What began as a simple editing error during a recent attempt to update the county’s ordinances, wound up on Aug. 6 leading to a frank discussion about the nature of, well … nature.
When, local officials found themselves debating, does the untended flora and fauna on someone’s property become a nuisance?
The question was raised during the August Board of Supervisors meeting, after County Attorney Tara McGee petitioned the board to re-adopt a portion of the county code dealing with the maintenance of weeds and grass, a section McGee explained was accidently removed during the update process.
Rather than simply rubberstamp the fix, however, several board members appeared hesitant to embrace a rule they said could represent something of a governmental overreach.
McGee explained that although the rule mandating grass be maintained at a height lower than 12 inches was actively being enforced — and that violation notices had been sent to residents on several occasions — no court action has ever been taken for lackadaisical lawn maintenance.
Still, both District 2 representative Manual Alvarez and District 1’s Susan Lascolette each suggested that the board consider removing or amending the section, or at least taking a closer look at the way it is worded. Years ago, Lascolette pointed out, the government didn’t need to get involved in such matters.
“If there was a problem with tall grass, or if someone needed help, the neighbors pitched in and helped,” she said.
Alvarez joked that he would like to go back and “correct” the fact that he had voted for the inclusion of the section in the first place.

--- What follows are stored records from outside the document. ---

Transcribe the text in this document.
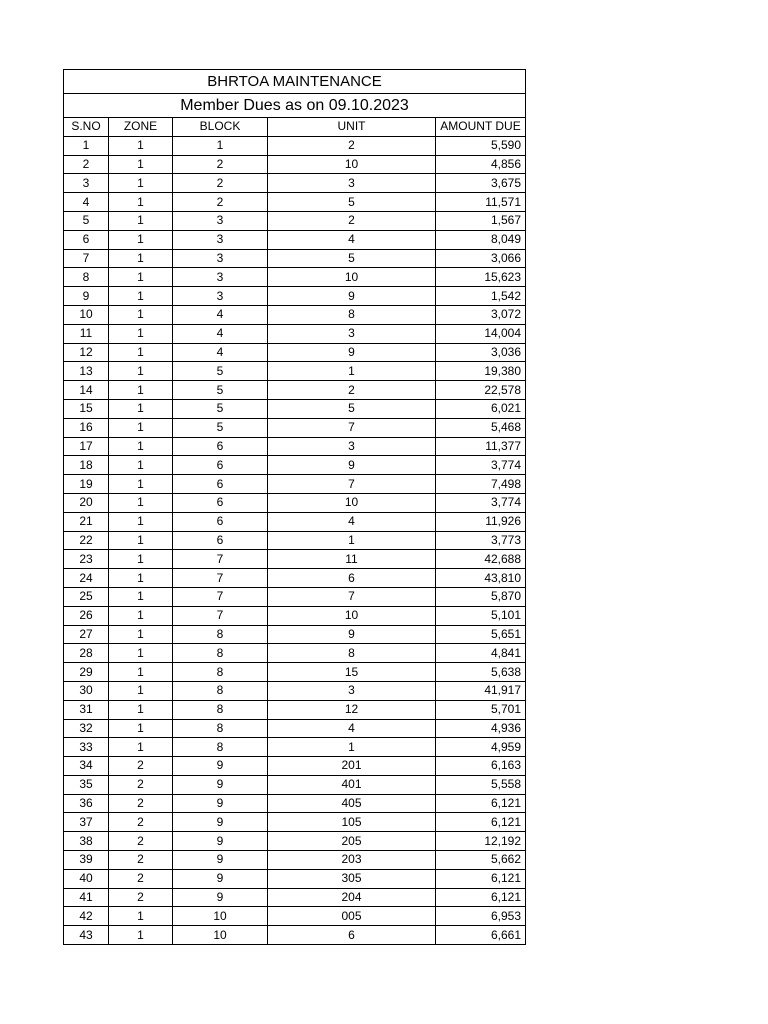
BHRTOA MAINTENANCE				
Member Dues as on 09.10.2023				
S.NO	ZONE	BLOCK	UNIT	AMOUNT DUE
1	1	1	2	5,590
2	1	2	10	4,856
3	1	2	3	3,675
4	1	2	5	11,571
5	1	3	2	1,567
6	1	3	4	8,049
7	1	3	5	3,066
8	1	3	10	15,623
9	1	3	9	1,542
10	1	4	8	3,072
11	1	4	3	14,004
12	1	4	9	3,036
13	1	5	1	19,380
14	1	5	2	22,578
15	1	5	5	6,021
16	1	5	7	5,468
17	1	6	3	11,377
18	1	6	9	3,774
19	1	6	7	7,498
20	1	6	10	3,774
21	1	6	4	11,926
22	1	6	1	3,773
23	1	7	11	42,688
24	1	7	6	43,810
25	1	7	7	5,870
26	1	7	10	5,101
27	1	8	9	5,651
28	1	8	8	4,841
29	1	8	15	5,638
30	1	8	3	41,917
31	1	8	12	5,701
32	1	8	4	4,936
33	1	8	1	4,959
34	2	9	201	6,163
35	2	9	401	5,558
36	2	9	405	6,121
37	2	9	105	6,121
38	2	9	205	12,192
39	2	9	203	5,662
40	2	9	305	6,121
41	2	9	204	6,121
42	1	10	005	6,953
43	1	10	6	6,661
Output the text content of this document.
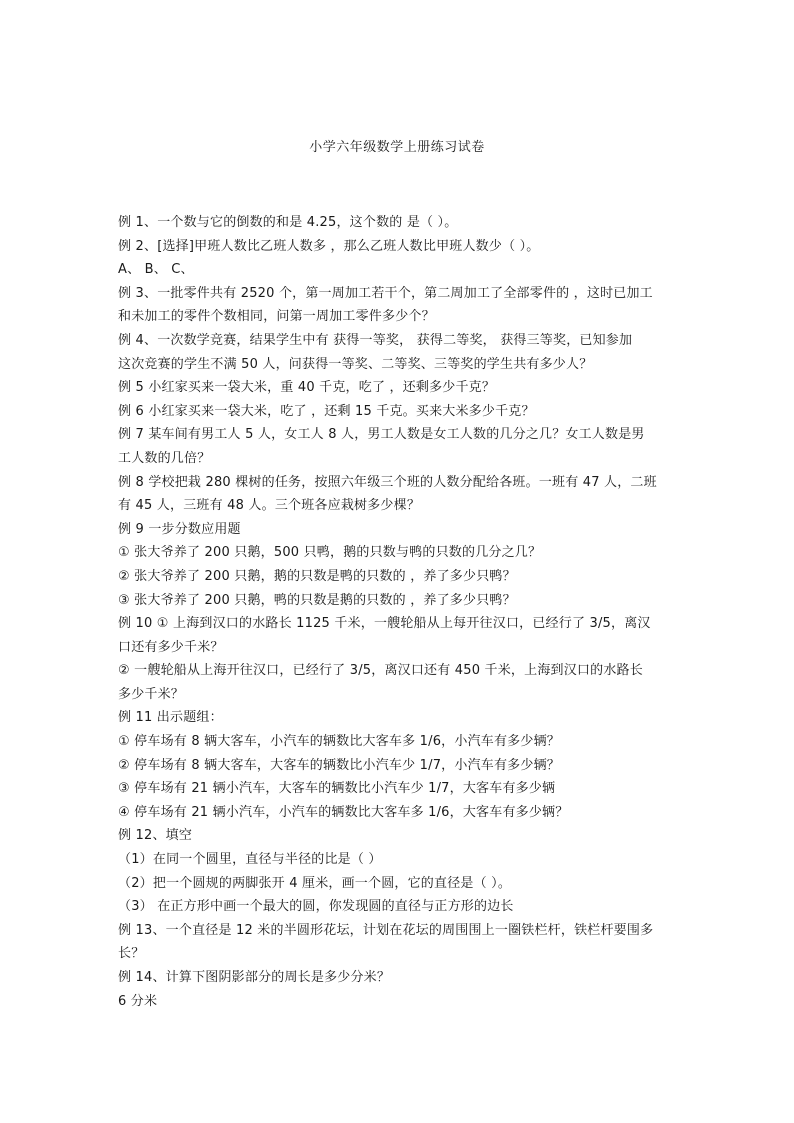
小学六年级数学上册练习试卷
例 1、一个数与它的倒数的和是 4.25，这个数的 是（ ）。
例 2、[选择]甲班人数比乙班人数多 ，那么乙班人数比甲班人数少（ ）。
A、 B、 C、
例 3、一批零件共有 2520 个，第一周加工若干个，第二周加工了全部零件的 ，这时已加工
和未加工的零件个数相同，问第一周加工零件多少个？
例 4、一次数学竞赛，结果学生中有 获得一等奖， 获得二等奖， 获得三等奖，已知参加
这次竞赛的学生不满 50 人，问获得一等奖、二等奖、三等奖的学生共有多少人？
例 5 小红家买来一袋大米，重 40 千克，吃了 ，还剩多少千克？
例 6 小红家买来一袋大米，吃了 ，还剩 15 千克。买来大米多少千克？
例 7 某车间有男工人 5 人，女工人 8 人，男工人数是女工人数的几分之几？女工人数是男
工人数的几倍？
例 8 学校把栽 280 棵树的任务，按照六年级三个班的人数分配给各班。一班有 47 人，二班
有 45 人，三班有 48 人。三个班各应栽树多少棵？
例 9 一步分数应用题
① 张大爷养了 200 只鹅，500 只鸭，鹅的只数与鸭的只数的几分之几？
② 张大爷养了 200 只鹅，鹅的只数是鸭的只数的 ，养了多少只鸭？
③ 张大爷养了 200 只鹅，鸭的只数是鹅的只数的 ，养了多少只鸭？
例 10 ① 上海到汉口的水路长 1125 千米，一艘轮船从上每开往汉口，已经行了 3/5，离汉
口还有多少千米？
② 一艘轮船从上海开往汉口，已经行了 3/5，离汉口还有 450 千米，上海到汉口的水路长
多少千米？
例 11 出示题组：
① 停车场有 8 辆大客车，小汽车的辆数比大客车多 1/6，小汽车有多少辆？
② 停车场有 8 辆大客车，大客车的辆数比小汽车少 1/7，小汽车有多少辆？
③ 停车场有 21 辆小汽车，大客车的辆数比小汽车少 1/7，大客车有多少辆
④ 停车场有 21 辆小汽车，小汽车的辆数比大客车多 1/6，大客车有多少辆？
例 12、填空
（1）在同一个圆里，直径与半径的比是（ ）
（2）把一个圆规的两脚张开 4 厘米，画一个圆，它的直径是（ ）。
（3） 在正方形中画一个最大的圆，你发现圆的直径与正方形的边长
例 13、一个直径是 12 米的半圆形花坛，计划在花坛的周围围上一圈铁栏杆，铁栏杆要围多
长？
例 14、计算下图阴影部分的周长是多少分米？
6 分米
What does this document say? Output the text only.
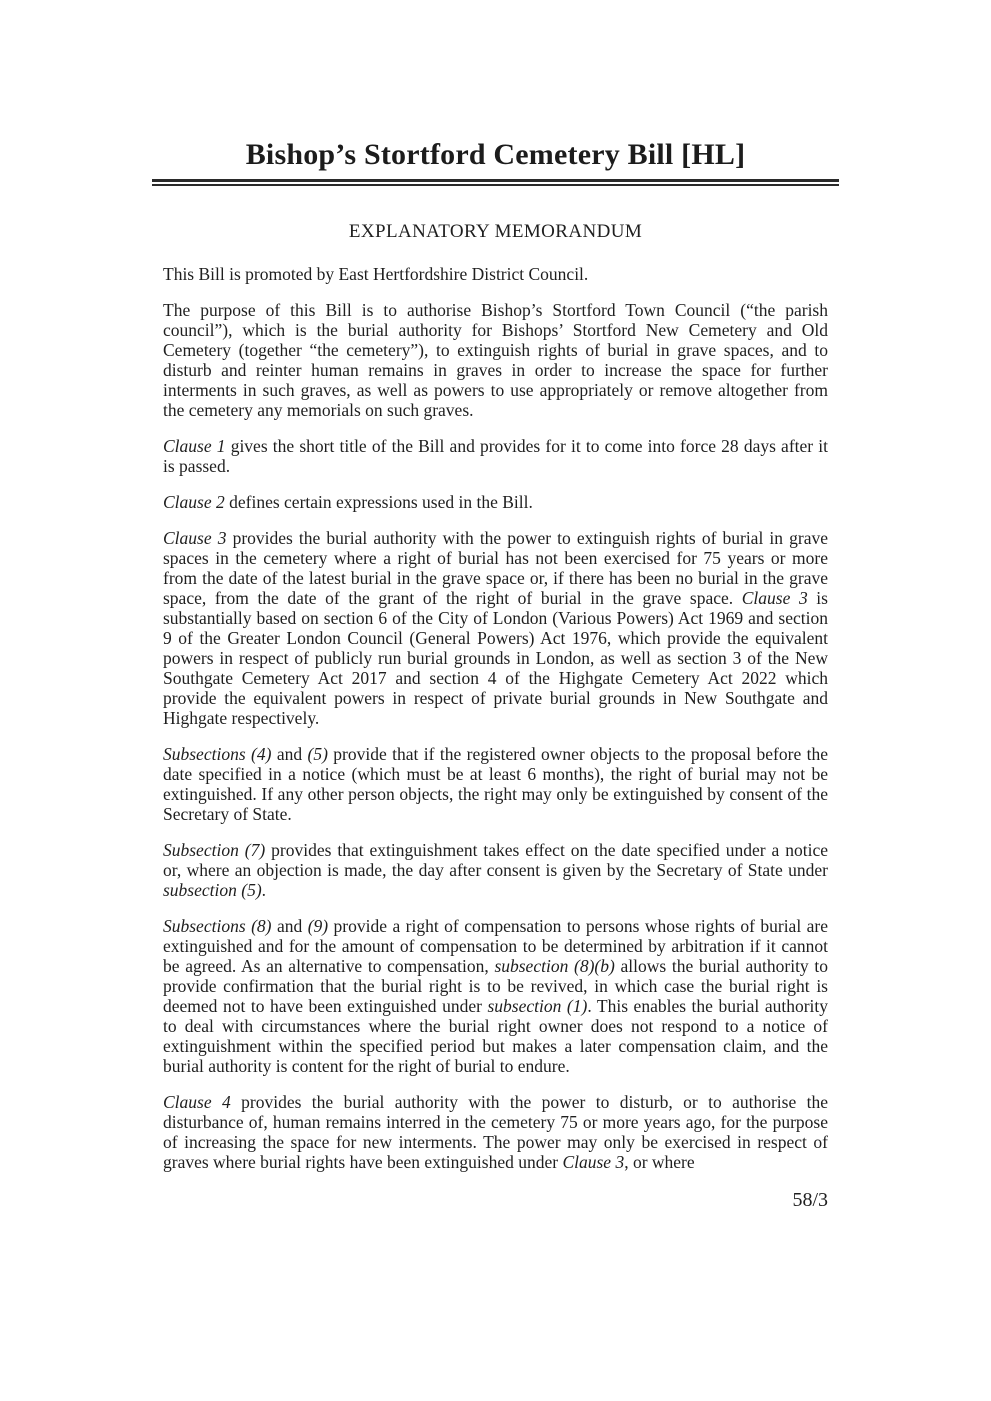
Bishop’s Stortford Cemetery Bill [HL]
EXPLANATORY MEMORANDUM

This Bill is promoted by East Hertfordshire District Council.

The purpose of this Bill is to authorise Bishop’s Stortford Town Council (“the parish council”), which is the burial authority for Bishops’ Stortford New Cemetery and Old Cemetery (together “the cemetery”), to extinguish rights of burial in grave spaces, and to disturb and reinter human remains in graves in order to increase the space for further interments in such graves, as well as powers to use appropriately or remove altogether from the cemetery any memorials on such graves.

Clause 1 gives the short title of the Bill and provides for it to come into force 28 days after it is passed.

Clause 2 defines certain expressions used in the Bill.

Clause 3 provides the burial authority with the power to extinguish rights of burial in grave spaces in the cemetery where a right of burial has not been exercised for 75 years or more from the date of the latest burial in the grave space or, if there has been no burial in the grave space, from the date of the grant of the right of burial in the grave space. Clause 3 is substantially based on section 6 of the City of London (Various Powers) Act 1969 and section 9 of the Greater London Council (General Powers) Act 1976, which provide the equivalent powers in respect of publicly run burial grounds in London, as well as section 3 of the New Southgate Cemetery Act 2017 and section 4 of the Highgate Cemetery Act 2022 which provide the equivalent powers in respect of private burial grounds in New Southgate and Highgate respectively.

Subsections (4) and (5) provide that if the registered owner objects to the proposal before the date specified in a notice (which must be at least 6 months), the right of burial may not be extinguished. If any other person objects, the right may only be extinguished by consent of the Secretary of State.

Subsection (7) provides that extinguishment takes effect on the date specified under a notice or, where an objection is made, the day after consent is given by the Secretary of State under subsection (5).

Subsections (8) and (9) provide a right of compensation to persons whose rights of burial are extinguished and for the amount of compensation to be determined by arbitration if it cannot be agreed. As an alternative to compensation, subsection (8)(b) allows the burial authority to provide confirmation that the burial right is to be revived, in which case the burial right is deemed not to have been extinguished under subsection (1). This enables the burial authority to deal with circumstances where the burial right owner does not respond to a notice of extinguishment within the specified period but makes a later compensation claim, and the burial authority is content for the right of burial to endure.

Clause 4 provides the burial authority with the power to disturb, or to authorise the disturbance of, human remains interred in the cemetery 75 or more years ago, for the purpose of increasing the space for new interments. The power may only be exercised in respect of graves where burial rights have been extinguished under Clause 3, or where

58/3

The section concerning weeds and grass did have its supporters on the board, including District 4’s Robert Minnick, who said the ordinance had been used effectively in his district to ensure that undeveloped subdivision lots did not become overgrown.
“It may not be as important on a multi-acre rural property, but it is a tool used in other areas,” Minnick said, so his vote would be for the language to remain. District 3’s John Lumpkins agreed, noting that keeping grass cut to below 12 inches “is not too much to ask.”
For his part, District 5’s Ken Peterson said he understood both sides of the matter, noting that there could be unintended consequences from removing the rule. Still, he said, he felt some version of it was needed.
After several more minutes of discussion, the board members ultimately decided to table the matter until they could gather more information. They are expected to take up the issue again in October.
Noted Lumpkins, wryly, “By that point the grass will have stopped growing anyway.”